Leibniz invented the infinitesimal calculus concurrently with Isaac Newton. He also invented the binary numbering system. Leibniz was a philosopher of science, and the calculus and dyadic notation were part of his lifelong project of systematising the sciences as a whole. Much of his writing was an effort to distinguish between universal truths, possible truths, and probable truths as understood within a “general science” that lays foundations for methods of discovery that employ symbols modelled on the signs of algebraic combinations. The methods of hypotheses are to be found in Leibniz’s unfinished project for a universal science.
Leibniz was interested in symbols that depict composites, compounds, and combinations. All of science endeavours to create symbolic ways of resolving composites into single concepts. It is a goal of a workable hypothesis to reduce the central concept close to a primary truth or essence as though the concept were a symbol that represents the sum of its parts.
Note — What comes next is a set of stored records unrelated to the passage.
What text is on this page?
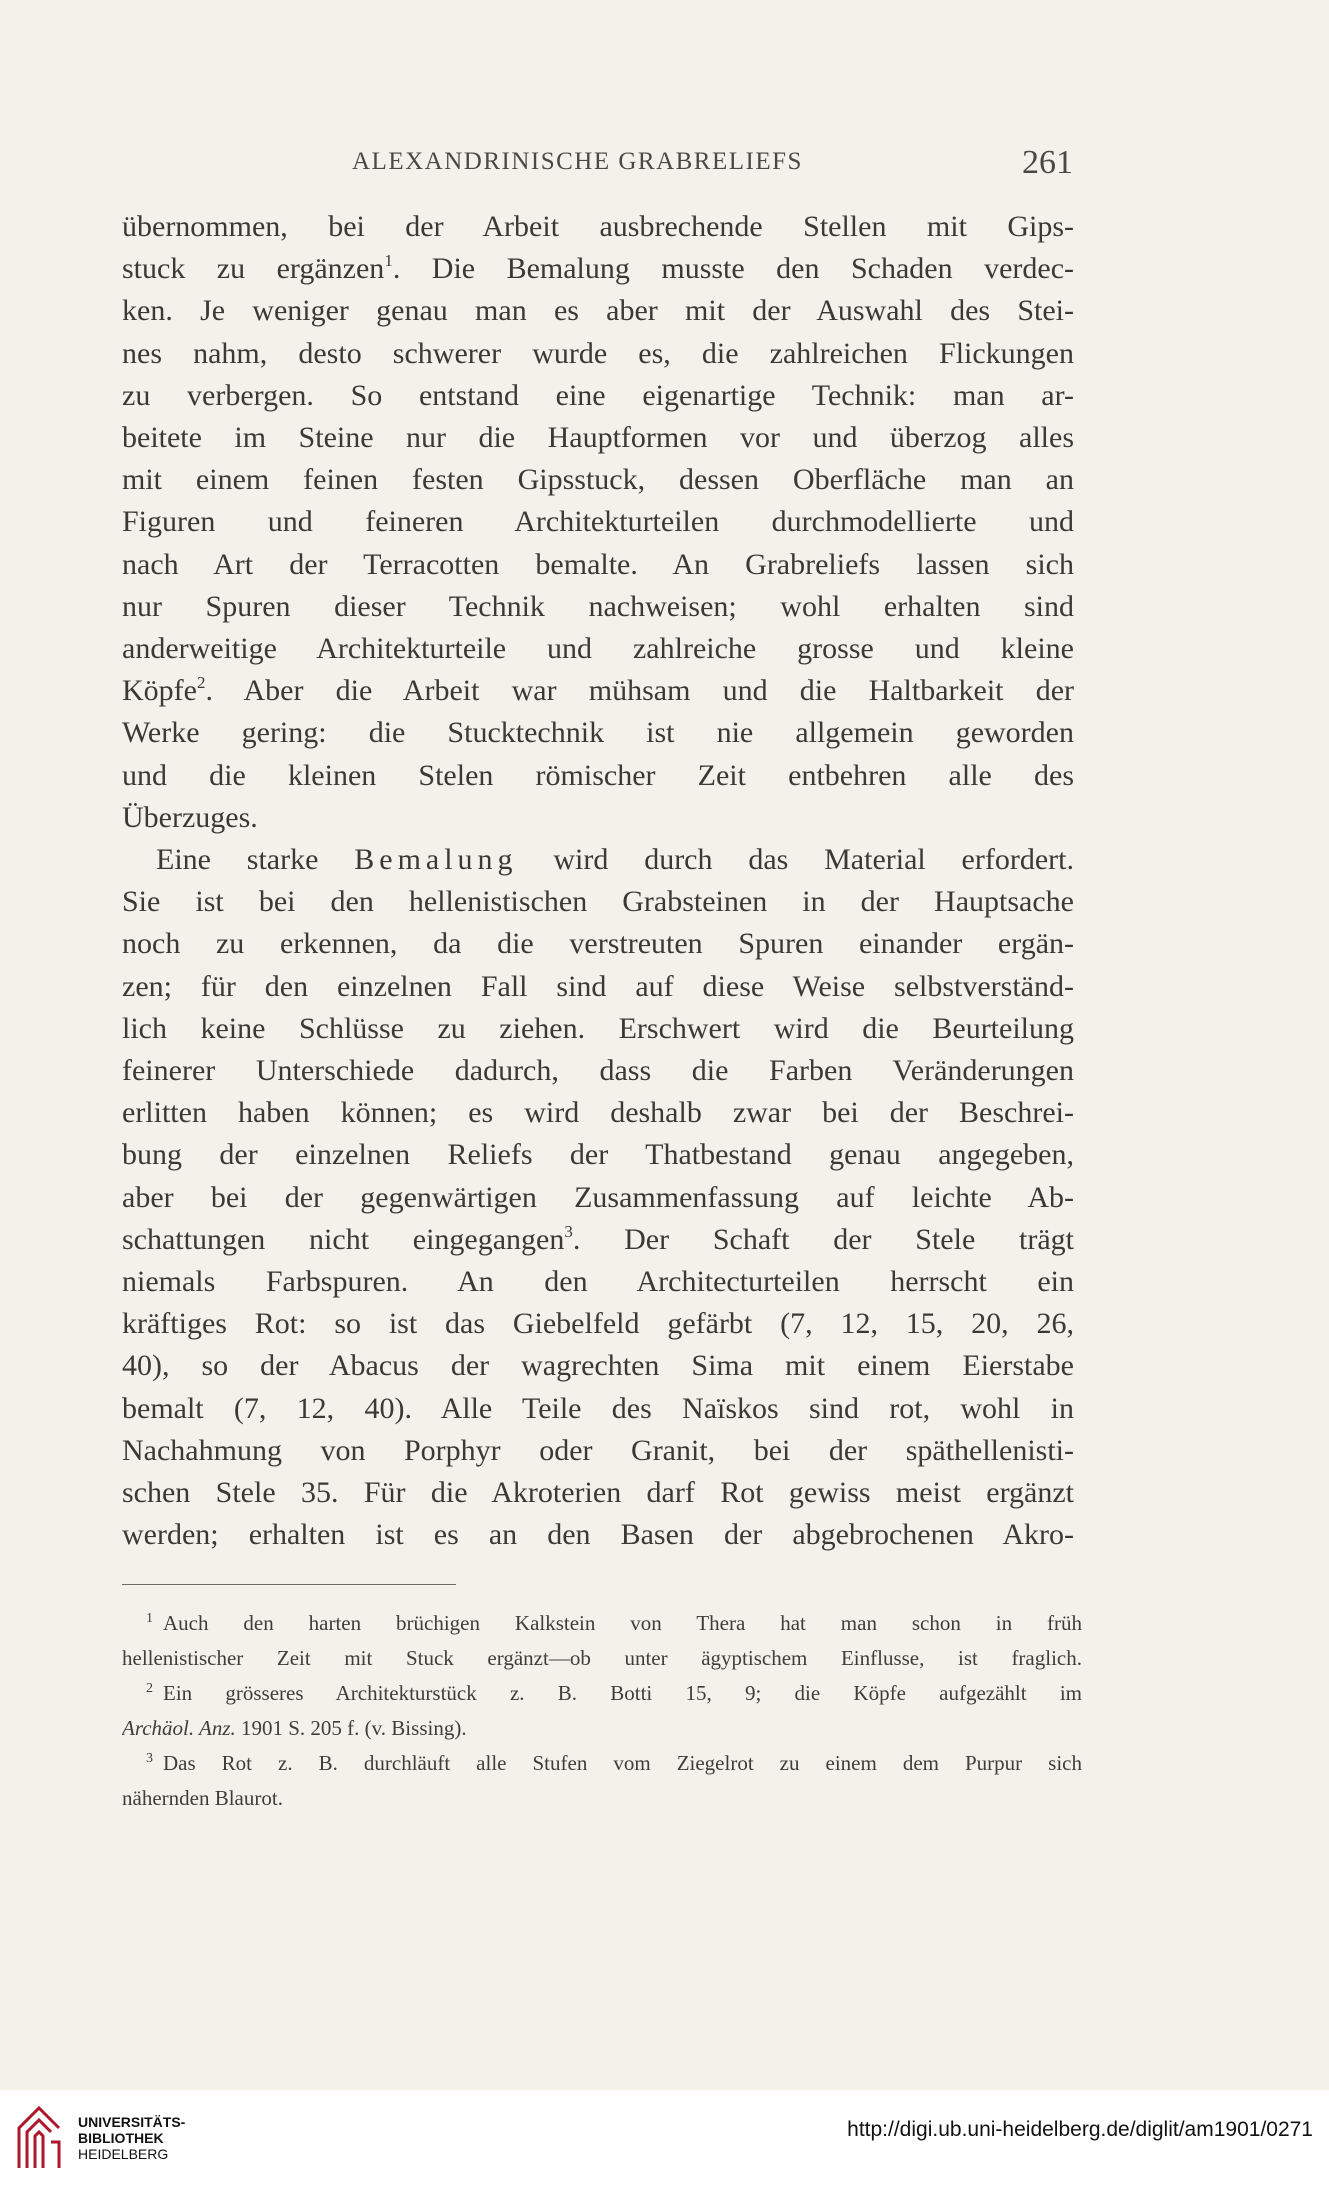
ALEXANDRINISCHE GRABRELIEFS	261
übernommen, bei der Arbeit ausbrechende Stellen mit Gips-
stuck zu ergänzen$^1$. Die Bemalung musste den Schaden verdec-
ken. Je weniger genau man es aber mit der Auswahl des Stei-
nes nahm, desto schwerer wurde es, die zahlreichen Flickungen
zu verbergen. So entstand eine eigenartige Technik: man ar-
beitete im Steine nur die Hauptformen vor und überzog alles
mit einem feinen festen Gipsstuck, dessen Oberfläche man an
Figuren und feineren Architekturteilen durchmodellierte und
nach Art der Terracotten bemalte. An Grabreliefs lassen sich
nur Spuren dieser Technik nachweisen; wohl erhalten sind
anderweitige Architekturteile und zahlreiche grosse und kleine
Köpfe$^2$. Aber die Arbeit war mühsam und die Haltbarkeit der
Werke gering: die Stucktechnik ist nie allgemein geworden
und die kleinen Stelen römischer Zeit entbehren alle des
Überzuges.
Eine starke Bemalung wird durch das Material erfordert.
Sie ist bei den hellenistischen Grabsteinen in der Hauptsache
noch zu erkennen, da die verstreuten Spuren einander ergän-
zen; für den einzelnen Fall sind auf diese Weise selbstverständ-
lich keine Schlüsse zu ziehen. Erschwert wird die Beurteilung
feinerer Unterschiede dadurch, dass die Farben Veränderungen
erlitten haben können; es wird deshalb zwar bei der Beschrei-
bung der einzelnen Reliefs der Thatbestand genau angegeben,
aber bei der gegenwärtigen Zusammenfassung auf leichte Ab-
schattungen nicht eingegangen$^3$. Der Schaft der Stele trägt
niemals Farbspuren. An den Architecturteilen herrscht ein
kräftiges Rot: so ist das Giebelfeld gefärbt (7, 12, 15, 20, 26,
40), so der Abacus der wagrechten Sima mit einem Eierstabe
bemalt (7, 12, 40). Alle Teile des Naïskos sind rot, wohl in
Nachahmung von Porphyr oder Granit, bei der späthellenisti-
schen Stele 35. Für die Akroterien darf Rot gewiss meist ergänzt
werden; erhalten ist es an den Basen der abgebrochenen Akro-
$^1$ Auch den harten brüchigen Kalkstein von Thera hat man schon in früh
hellenistischer Zeit mit Stuck ergänzt—ob unter ägyptischem Einflusse, ist fraglich.
$^2$ Ein grösseres Architekturstück z. B. Botti 15, 9; die Köpfe aufgezählt im
Archäol. Anz. 1901 S. 205 f. (v. Bissing).
$^3$ Das Rot z. B. durchläuft alle Stufen vom Ziegelrot zu einem dem Purpur sich
nähernden Blaurot.
UNIVERSITÄTS-
BIBLIOTHEK
HEIDELBERG
http://digi.ub.uni-heidelberg.de/diglit/am1901/0271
Leibniz used the word ‘primitive’ to describe a concept whose meaning is so pared down that it requires no symbol because it cannot be reduced further, so that it represents itself symbolically, and can be intuited.
Leibniz: “Once a hypothesis or a manner of generation is found, one has a real definition from which others can also be derived, and from them those can be selected which best satisfy the other conditions, when a method of actually producing the thing is sought. Those real definitions are most perfect, furthermore, which are common to all the hypotheses or methods of generation and which involve the proximate cause of a thing, and from which the possibility of the thing is immediately apparent without presupposing any experiment or the demonstration of any further possibilities. In other words, those real definitions are most perfect which resolve the thing into simple primitive notions understood in themselves. Such knowledge I usually call adequate or intuitive, for, if there were any inconsistency, it would appear here at once, since no further resolution can take place.”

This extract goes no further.